Cookie support is available in Falcon version 0.3 or later.

Getting Cookies

Cookies can be read from a request via the cookies request attribute:

class Resource(object):
    def on_get(self, req, resp):

        cookies = req.cookies

        if 'my_cookie' in cookies:
            my_cookie_value = cookies['my_cookie']
        # ....

The cookies attribute is a regular dict object.

Tip

The cookies attribute returns a copy of the response cookie dictionary. Assign it to a variable, as shown in the above example, to improve performance when you need to look up more than one cookie.

Setting Cookies

Setting cookies on a response is done via set_cookie().

The set_cookie() method should be used instead of set_header() or append_header(). With set_header() you cannot set multiple headers with the same name (which is how multiple cookies are sent to the client). Furthermore, append_header() appends multiple values to the same header field in a way that is not compatible with the special format required by the Set-Cookie header.

Simple example:

class Resource(object):
    def on_get(self, req, resp):

        # Set the cookie 'my_cookie' to the value 'my cookie value'
        resp.set_cookie('my_cookie', 'my cookie value')

You can of course also set the domain, path and lifetime of the cookie.

class Resource(object):
    def on_get(self, req, resp):
        # Set the maximum age of the cookie to 10 minutes (600 seconds)
        # and the cookie's domain to 'example.com'
        resp.set_cookie('my_cookie', 'my cookie value',
                        max_age=600, domain='example.com')

You can also instruct the client to remove a cookie with the unset_cookie() method:

class Resource(object):
    def on_get(self, req, resp):
        resp.set_cookie('bad_cookie', ':(')

        # Clear the bad cookie
        resp.unset_cookie('bad_cookie')

The Secure Attribute

By default, Falcon sets the secure attribute for cookies.
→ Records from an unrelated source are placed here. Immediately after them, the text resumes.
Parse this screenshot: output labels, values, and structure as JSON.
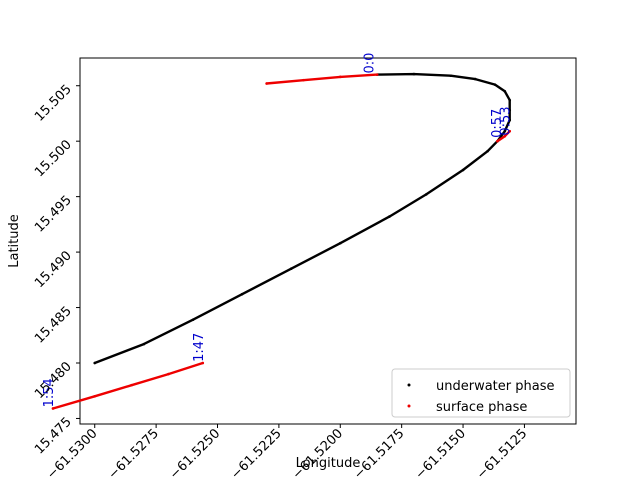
{
  "chart_data": {
    "type": "scatter",
    "title": "",
    "xlabel": "Longitude",
    "ylabel": "Latitude",
    "xlim": [
      -61.5306,
      -61.5104
    ],
    "ylim": [
      15.4745,
      15.5075
    ],
    "xticks": [
      -61.53,
      -61.5275,
      -61.525,
      -61.5225,
      -61.52,
      -61.5175,
      -61.515,
      -61.5125
    ],
    "xtick_labels": [
      "−61.5300",
      "−61.5275",
      "−61.5250",
      "−61.5225",
      "−61.5200",
      "−61.5175",
      "−61.5150",
      "−61.5125"
    ],
    "yticks": [
      15.475,
      15.48,
      15.485,
      15.49,
      15.495,
      15.5,
      15.505
    ],
    "ytick_labels": [
      "15.475",
      "15.480",
      "15.485",
      "15.490",
      "15.495",
      "15.500",
      "15.505"
    ],
    "grid": false,
    "legend": {
      "position": "lower-right",
      "entries": [
        "underwater phase",
        "surface phase"
      ]
    },
    "series": [
      {
        "name": "underwater phase",
        "color": "#000000",
        "points": [
          [
            -61.5185,
            15.506
          ],
          [
            -61.517,
            15.50605
          ],
          [
            -61.5155,
            15.5059
          ],
          [
            -61.5145,
            15.5056
          ],
          [
            -61.5137,
            15.5051
          ],
          [
            -61.5133,
            15.5045
          ],
          [
            -61.5131,
            15.5037
          ],
          [
            -61.5131,
            15.5028
          ],
          [
            -61.5131,
            15.5019
          ],
          [
            -61.5133,
            15.5009
          ],
          [
            -61.5136,
            15.5
          ],
          [
            -61.514,
            15.4991
          ],
          [
            -61.515,
            15.4974
          ],
          [
            -61.5165,
            15.4952
          ],
          [
            -61.518,
            15.4932
          ],
          [
            -61.52,
            15.4908
          ],
          [
            -61.522,
            15.4885
          ],
          [
            -61.524,
            15.4862
          ],
          [
            -61.526,
            15.4839
          ],
          [
            -61.528,
            15.4817
          ],
          [
            -61.53,
            15.48
          ]
        ]
      },
      {
        "name": "surface phase",
        "color": "#ee0000",
        "segments": [
          [
            [
              -61.523,
              15.5052
            ],
            [
              -61.5215,
              15.5055
            ],
            [
              -61.52,
              15.5058
            ],
            [
              -61.5185,
              15.506
            ]
          ],
          [
            [
              -61.5136,
              15.5
            ],
            [
              -61.5133,
              15.50045
            ],
            [
              -61.5131,
              15.5009
            ]
          ],
          [
            [
              -61.5256,
              15.48
            ],
            [
              -61.527,
              15.479
            ],
            [
              -61.5285,
              15.478
            ],
            [
              -61.53,
              15.477
            ],
            [
              -61.5317,
              15.4759
            ]
          ]
        ]
      }
    ],
    "annotations": [
      {
        "text": "0:0",
        "x": -61.51865,
        "y": 15.5061
      },
      {
        "text": "0:53",
        "x": -61.5131,
        "y": 15.5005
      },
      {
        "text": "0:57",
        "x": -61.51345,
        "y": 15.5003
      },
      {
        "text": "1:47",
        "x": -61.5256,
        "y": 15.4801
      },
      {
        "text": "1:54",
        "x": -61.5317,
        "y": 15.476
      }
    ]
  }
}
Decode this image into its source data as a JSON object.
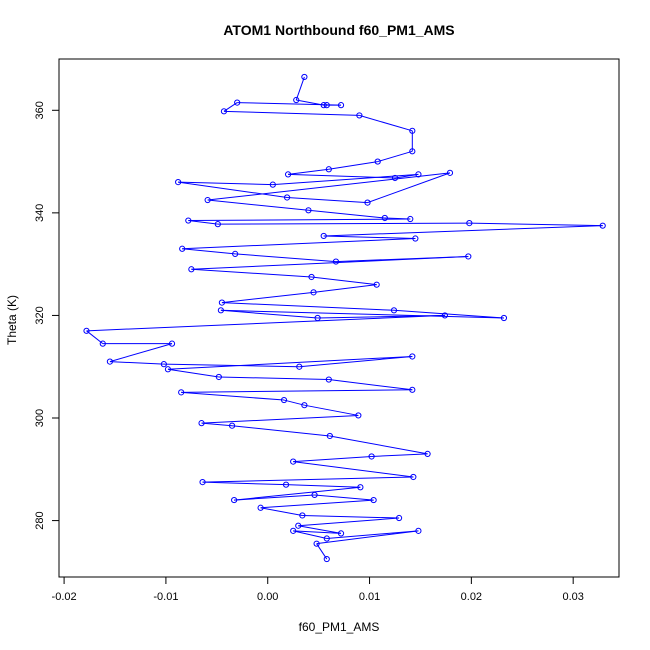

This instructs the client to never transmit the cookie in the clear over HTTP, in order to protect any sensitive data that cookie might contain. If a cookie is set, and a subsequent request is made over HTTP (rather than HTTPS), the client will not include that cookie in the request.

Warning

For this attribute to be effective, your web server or load balancer will need to enforce HTTPS when setting the cookie, as well as in all subsequent requests that require the cookie to be sent back from the client.

When running your application in a development environment, you can disable this default behavior by setting secure_cookies_by_default to False via API.resp_options. This lets you test your app locally without having to set up TLS. You can make this option configurable to easily switch between development and production environments.